Park, 30, showed some promise last year with his power, but he struck out 80 times in 244 plate appearances. He fared better at Triple-A Rochester, hitting .224/.297/.526 with 10 homers and 19 RBIs in 31 games.
When Park made contact, however, he hit the ball with authority, as measured by Statcast™. Of his 123 balls put into play, 18.7 percent were classified as barreled, which was the second-highest rate in the Majors behind the Yankees' Gary Sanchez. He also had an average exit velocity of 97.2 mph on fly balls and line drives that ranked as the 10th-best mark in baseball.
"The challenge from coming overseas is not easy, and he handled himself professionally," Falvey said. "I would expect to continue as a young player to grow and get better. From a distance, we saw some of that power. We know that. There's a lot of areas of growth going forward. We'll see where he goes this year, but I'm hopeful for him."
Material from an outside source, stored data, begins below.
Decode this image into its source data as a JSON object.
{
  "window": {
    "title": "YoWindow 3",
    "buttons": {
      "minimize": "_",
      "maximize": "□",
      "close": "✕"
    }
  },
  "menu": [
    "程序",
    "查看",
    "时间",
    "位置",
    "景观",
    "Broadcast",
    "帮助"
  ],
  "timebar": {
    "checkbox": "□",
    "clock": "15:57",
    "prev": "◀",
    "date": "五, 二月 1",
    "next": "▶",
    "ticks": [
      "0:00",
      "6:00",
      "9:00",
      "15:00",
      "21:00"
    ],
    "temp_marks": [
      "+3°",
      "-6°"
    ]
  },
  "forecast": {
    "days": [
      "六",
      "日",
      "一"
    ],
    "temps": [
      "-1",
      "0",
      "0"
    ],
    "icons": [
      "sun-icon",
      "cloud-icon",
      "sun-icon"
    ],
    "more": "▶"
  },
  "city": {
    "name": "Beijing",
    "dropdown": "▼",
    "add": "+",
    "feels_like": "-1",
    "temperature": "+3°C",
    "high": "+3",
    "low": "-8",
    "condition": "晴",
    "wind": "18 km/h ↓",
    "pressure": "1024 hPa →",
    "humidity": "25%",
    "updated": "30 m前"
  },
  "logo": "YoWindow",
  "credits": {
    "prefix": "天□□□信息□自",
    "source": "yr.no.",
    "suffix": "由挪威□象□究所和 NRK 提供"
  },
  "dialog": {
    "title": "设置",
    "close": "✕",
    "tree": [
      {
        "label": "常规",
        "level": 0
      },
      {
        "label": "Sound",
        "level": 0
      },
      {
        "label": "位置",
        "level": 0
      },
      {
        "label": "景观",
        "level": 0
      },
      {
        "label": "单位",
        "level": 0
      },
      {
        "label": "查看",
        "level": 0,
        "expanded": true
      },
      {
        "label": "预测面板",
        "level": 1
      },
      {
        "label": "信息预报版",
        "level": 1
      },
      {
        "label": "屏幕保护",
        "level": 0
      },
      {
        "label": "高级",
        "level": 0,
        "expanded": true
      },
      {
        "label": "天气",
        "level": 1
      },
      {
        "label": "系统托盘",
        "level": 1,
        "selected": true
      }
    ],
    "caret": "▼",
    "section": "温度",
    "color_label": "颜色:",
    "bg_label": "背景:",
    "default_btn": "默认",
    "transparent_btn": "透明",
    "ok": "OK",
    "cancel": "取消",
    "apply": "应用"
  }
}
Park is part of a crowded corner infield for the Twins that includes fellow first basemen Joe Mauer and Kennys Vargas and third baseman Miguel Sano. If Park does get claimed, it would help alleviate that logjam, and it could open up an opportunity for the Twins to sign a veteran bat, like Mike Napoli.
If Park doesn't get claimed, he's expected to come to Spring Training competing with Vargas to be the club's regular designated hitter. Falvey, though, declined to get into details about how Park took the news.
"We're not commenting on specific conversations with a player, but any time these decisions are made, it's challenging for players," Falvey said. "We'll continue to look forward, and with the way the transaction works, we have some time to make some decisions."